RDFEasy is intended for use with R3-series machines, which are attached to high performance SSD storage. When RDFEasy boots up, database information is stored in Amazon EBS; with a billion-triple database, startup time could be in the range of 10 to 20 minutes. Although the system answers simple queries quickly on EBS, you'll get much better performance at queries and loading if you transfer data to the onboard SSD, a process that takes about an hour.

Checklist

  1. Launch AMI; keep track of the security certificate that you'll need to log into it
  2. Wait. It could take from 10 or 20 minutes for the system to initialize for the first time. If you log into the system before it is ready, you won't see the database login credentials before the prompt.
  3. Log into the AWS instance as the "ubuntu" user using your security key.
  4. If the system is ready to use, the database login credentials are displayed at the command line. You are free to change these manually, but this will break automated scripts in the RDFEasy package if you choose to use them.
  5. Make queries

Making queries

There are a number of ways to make queries against RDFEasy.

"sql" command

RDFEasy commands are included in the $PATH of the ubuntu user. The sql command is a wrapper for the isql command that uses the stored database credentials. You can type Virtuoso SQL commands into this program, and run SPARQL queries by starting with the word sparql

ubuntu@ip-10-81-158-211:~$ sql
Connected to OpenLink Virtuoso
Driver: 07.10.3208 OpenLink Virtuoso ODBC Driver
OpenLink Interactive SQL (Virtuoso), version 0.9849b.
Type HELP; for help and EXIT; to exit.
SQL> sparql select count(*) as ?cnt { ?s ?p ?o . } ;
cnt
INTEGER
_______________________________________________________________________________

776100175

1 Rows. -- 2344 msec.

web interface

OpenLink Virtuoso operates a web interface at

http://your-ip:8890/

if you log into this with your web browser and the dba credentials that you see when you log in as the ubuntu user, you get access to a rich administrative interface. If you want to do SPARQL queries, click on the Database tab, then on the Interactive SQL tab and prefix your queries with the keyword sparql.

Screenshot

SPARQL protocol endpoint

A SPARQL protocol endpoint is available at

http://your-ip:8890/sparql-auth

this endpoint supports HTTP digest authentication. The following code snippet is used to make a query in Java with the Jena framework.

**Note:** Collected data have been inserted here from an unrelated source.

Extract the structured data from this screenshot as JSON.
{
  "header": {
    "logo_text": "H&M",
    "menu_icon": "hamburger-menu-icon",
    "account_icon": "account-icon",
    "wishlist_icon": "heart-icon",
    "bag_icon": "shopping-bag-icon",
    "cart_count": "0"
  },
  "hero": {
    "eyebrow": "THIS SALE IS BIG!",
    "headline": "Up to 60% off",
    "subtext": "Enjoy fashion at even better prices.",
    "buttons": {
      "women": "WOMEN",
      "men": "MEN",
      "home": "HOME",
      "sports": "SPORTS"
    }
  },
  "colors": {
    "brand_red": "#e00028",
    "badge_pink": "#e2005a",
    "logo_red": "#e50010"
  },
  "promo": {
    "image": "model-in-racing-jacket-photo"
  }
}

  String service="http://54.196.0.151:8890/sparql-auth";
  Query q= QueryFactory.create("select (count(*) as ?cnt) { ?s ?p ?o . }");
  HttpAuthenticator a =new SimpleAuthenticator("dba","EvyWhb1UWaLK5wfD".toCharArray());
  QueryExecution x= QueryExecutionFactory.sparqlService(service, q, a);
  ResultSet s=x.execSelect();

  int count=s.next().get("cnt").asLiteral().getInt();
  System.out.println("Count = "+count);

Note that the SPARQL query we're running is slightly different from what I ran previously because (1) Jena parses queries sent through this interface and (2) Virtuoso is more lenient than a standard SPARQL implementation. The following query works on all SPARQL implementations

  select (count(*) as ?cnt) { ?s ?p ? o . }

The specific difference here is that the standard requires the parenthesis enclosing the expression and name in the select clause but Virtuoso lets you get away without it.

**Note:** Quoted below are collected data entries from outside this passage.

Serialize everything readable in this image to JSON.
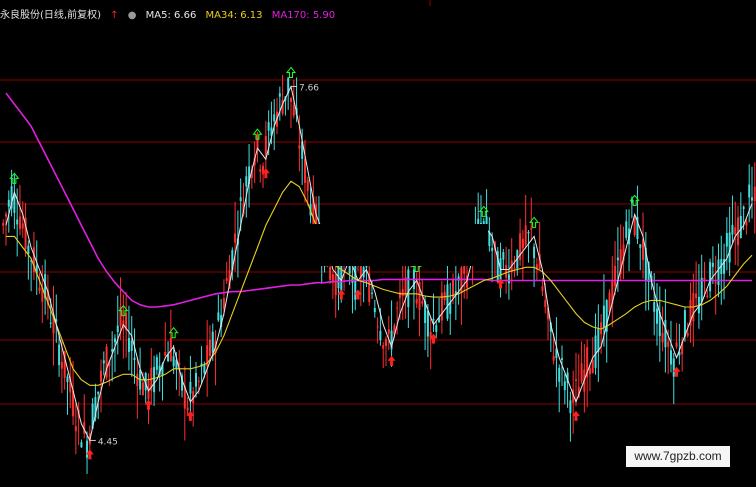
{
  "header": {
    "title": "永良股份(日线,前复权)",
    "ma5_label": "MA5: 6.66",
    "ma34_label": "MA34: 6.13",
    "ma170_label": "MA170: 5.90",
    "ma5_color": "#e8e8e8",
    "ma34_color": "#e6d020",
    "ma170_color": "#e020e0",
    "up_arrow_icon": "red-up-arrow-icon",
    "dot_icon": "gray-dot-icon"
  },
  "watermark": "www.7gpzb.com",
  "colors": {
    "background": "#000000",
    "gridline": "#8b0000",
    "up_candle": "#ff3030",
    "down_candle": "#40e0e0",
    "buy_signal": "#ff2020",
    "sell_signal": "#20ff20"
  },
  "chart_data": {
    "type": "candlestick",
    "title": "永良股份(日线,前复权)",
    "ylim": [
      4.2,
      7.9
    ],
    "grid": true,
    "annotations": [
      {
        "label": "7.66",
        "value": 7.66,
        "type": "high"
      },
      {
        "label": "4.45",
        "value": 4.45,
        "type": "low"
      }
    ],
    "series": [
      {
        "name": "MA5",
        "last": 6.66
      },
      {
        "name": "MA34",
        "last": 6.13
      },
      {
        "name": "MA170",
        "last": 5.9
      }
    ],
    "price_trend": [
      6.4,
      6.7,
      6.5,
      6.2,
      6.0,
      5.8,
      5.5,
      5.2,
      4.9,
      4.6,
      4.45,
      4.8,
      5.1,
      5.3,
      5.5,
      5.4,
      5.1,
      4.9,
      5.0,
      5.2,
      5.3,
      5.0,
      4.8,
      4.9,
      5.1,
      5.3,
      5.6,
      6.0,
      6.4,
      6.8,
      7.1,
      7.0,
      7.3,
      7.5,
      7.66,
      7.3,
      6.9,
      6.5,
      6.3,
      6.0,
      5.9,
      6.1,
      5.9,
      6.0,
      5.8,
      5.5,
      5.3,
      5.6,
      5.8,
      5.9,
      5.7,
      5.5,
      5.6,
      5.7,
      5.8,
      5.9,
      6.2,
      6.4,
      6.3,
      6.0,
      6.0,
      6.1,
      6.2,
      6.3,
      6.0,
      5.5,
      5.2,
      5.0,
      4.8,
      5.0,
      5.2,
      5.3,
      5.6,
      5.9,
      6.2,
      6.5,
      6.3,
      5.9,
      5.6,
      5.4,
      5.2,
      5.4,
      5.6,
      5.7,
      5.9,
      6.0,
      6.1,
      6.3,
      6.4,
      6.6
    ],
    "ma34_trend": [
      6.3,
      6.3,
      6.2,
      6.1,
      5.9,
      5.7,
      5.5,
      5.3,
      5.1,
      5.0,
      4.95,
      4.95,
      4.98,
      5.02,
      5.05,
      5.05,
      5.0,
      5.0,
      5.02,
      5.05,
      5.1,
      5.1,
      5.1,
      5.12,
      5.15,
      5.25,
      5.4,
      5.6,
      5.8,
      6.0,
      6.2,
      6.4,
      6.55,
      6.7,
      6.8,
      6.75,
      6.6,
      6.4,
      6.2,
      6.05,
      6.0,
      5.95,
      5.9,
      5.88,
      5.85,
      5.82,
      5.8,
      5.78,
      5.78,
      5.78,
      5.76,
      5.75,
      5.75,
      5.76,
      5.78,
      5.82,
      5.86,
      5.9,
      5.92,
      5.95,
      5.98,
      6.0,
      6.02,
      6.02,
      5.98,
      5.9,
      5.8,
      5.7,
      5.6,
      5.52,
      5.48,
      5.46,
      5.5,
      5.55,
      5.6,
      5.66,
      5.7,
      5.72,
      5.72,
      5.7,
      5.68,
      5.66,
      5.66,
      5.68,
      5.72,
      5.78,
      5.85,
      5.95,
      6.05,
      6.13
    ],
    "ma170_trend": [
      7.6,
      7.5,
      7.4,
      7.3,
      7.15,
      7.0,
      6.85,
      6.7,
      6.55,
      6.4,
      6.25,
      6.1,
      5.98,
      5.88,
      5.8,
      5.72,
      5.68,
      5.66,
      5.66,
      5.67,
      5.68,
      5.7,
      5.72,
      5.74,
      5.76,
      5.78,
      5.79,
      5.8,
      5.8,
      5.81,
      5.82,
      5.83,
      5.84,
      5.85,
      5.86,
      5.86,
      5.87,
      5.88,
      5.88,
      5.89,
      5.89,
      5.9,
      5.9,
      5.9,
      5.9,
      5.91,
      5.91,
      5.91,
      5.91,
      5.91,
      5.91,
      5.91,
      5.91,
      5.91,
      5.91,
      5.91,
      5.91,
      5.91,
      5.9,
      5.9,
      5.9,
      5.9,
      5.9,
      5.9,
      5.9,
      5.9,
      5.9,
      5.9,
      5.9,
      5.9,
      5.9,
      5.9,
      5.9,
      5.9,
      5.9,
      5.9,
      5.9,
      5.9,
      5.9,
      5.9,
      5.9,
      5.9,
      5.9,
      5.9,
      5.9,
      5.9,
      5.9,
      5.9,
      5.9,
      5.9
    ]
  }
}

By default, OpenLink Virtuoso publishes a public SPARQL endpoint at

http://your-ip:8890/sparql

but this is disabled by RDFEasy in the packaging process. If you wish, you can enable the SPARQL endpoint by typing the shell command

enable_public_sparql

ODBC access

You can make SQL connections to Virtuoso on port 1111 through ODBC or JDBC. See the driver documentation for more details.